Expatriate remittances to Egypt surge to all-time high of $36.5B

فريق رجال الأعمال اقتصاد 29 September 2025 01:25 PM
مشاركة الخبر:
Expatriate remittances to Egypt surge to all-time high of $36.5B

Remittances from Egyptians working abroad more than doubled over the past decade, hitting a record $36.5 billion in the 2024-2025 fiscal year and significantly boosting the country's international reserves, according to infographics released by the Cabinet Media Center.

The Media Center attributed the record leap in transfers to the Central Bank of Egypt's (CBE) monetary policy, which contributed to the stability of the exchange rate and fostered confidence in the economy. This positive trend was reflected in the net international reserves (NIR) and the state's capacity to meet external challenges.
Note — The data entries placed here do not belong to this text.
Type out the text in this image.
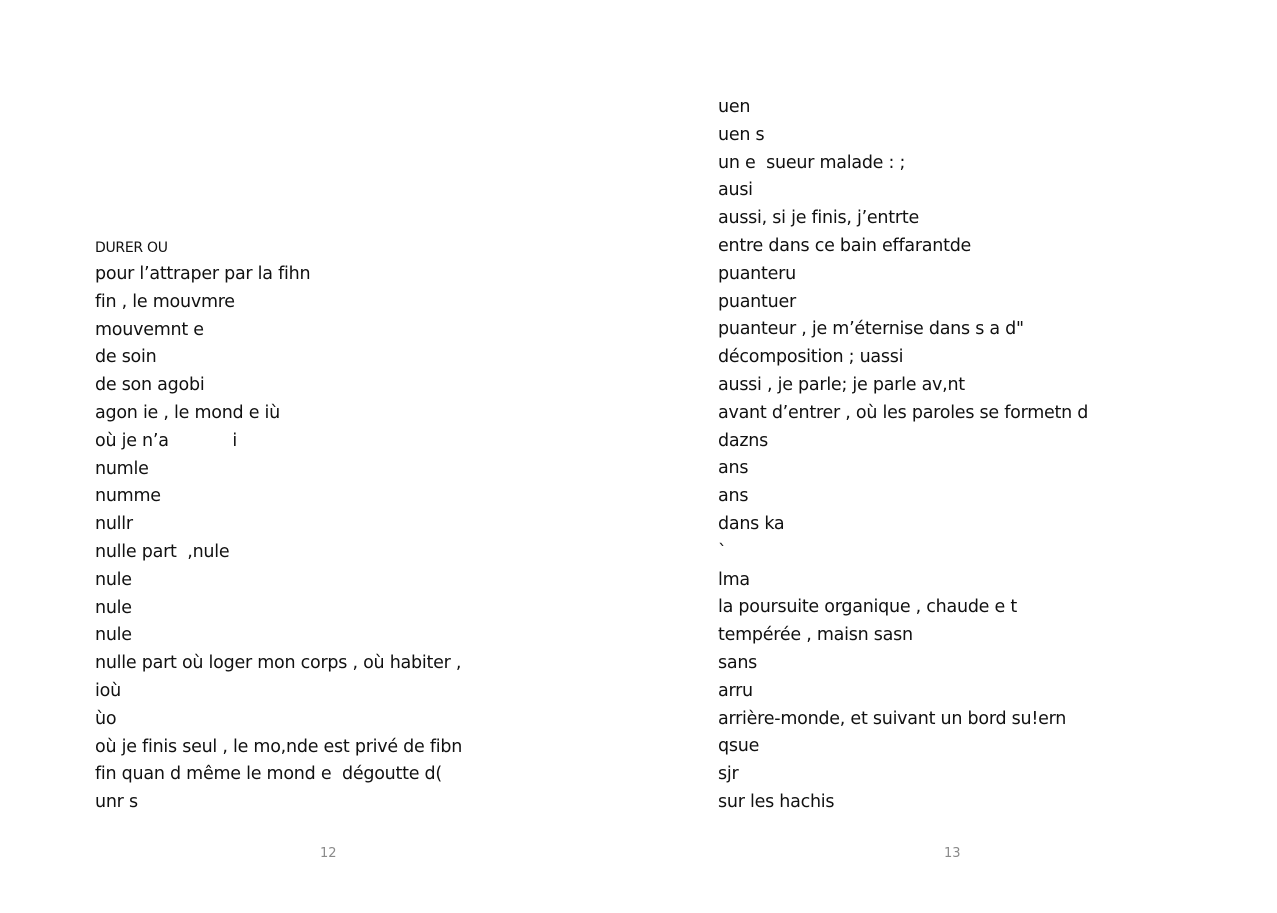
DURER OU
pour l’attraper par la fihn
fin , le mouvmre
mouvemnt e
de soin
de son agobi
agon ie , le mond e iù
où je n’a            i
numle
numme
nullr
nulle part  ,nule
nule
nule
nule
nulle part où loger mon corps , où habiter ,
ioù
ùo
où je finis seul , le mo,nde est privé de fibn
fin quan d même le mond e  dégoutte d(
unr s
12
uen
uen s
un e  sueur malade : ;
ausi
aussi, si je finis, j’entrte
entre dans ce bain effarantde
puanteru
puantuer
puanteur , je m’éternise dans s a d"
décomposition ; uassi
aussi , je parle; je parle av,nt
avant d’entrer , où les paroles se formetn d
dazns
ans
ans
dans ka
`
lma
la poursuite organique , chaude e t
tempérée , maisn sasn
sans
arru
arrière-monde, et suivant un bord su!ern
qsue
sjr
sur les hachis
13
The $36.5 billion recorded for 2024/2025 is more than double the $17.1 billion transferred in the 2015/2016 fiscal year. The report also highlighted a record monthly transfer of $3.8 billion in July 2025.

Previous annual transfers were recorded as: $21.9 billion in 2023/2024, $22.1 billion in 2022/2023, $31.9 billion in 2021/2022, and $31.4 billion in 2020/2021.

The International Monetary Fund (IMF) confirmed this upward trend, stating the surge in remittances demonstrates confidence in the economic reforms implemented since March 2024.

The report detailed that the record transfers were mirrored by an unprecedented surge in Egypt’s net international reserves, which nearly doubled in 10 years. The NIR reached $48.7 billion in June 2025, and continued to rise to $49.3 billion in August of the same year, up from $17.5 billion in June 2016.

For context, the NIR was $46.4 billion in June 2024, $34.8 billion in June 2023, and $33.4 billion in June 2022.

In related commentary, the Institute of International Finance (IIF) noted that record tourism revenues, the strong rebound in remittances, and marked export growth collectively contributed to strengthening foreign currency reserves. This support enhanced the economy's ability to secure adequate foreign currency resources and withstand external shocks.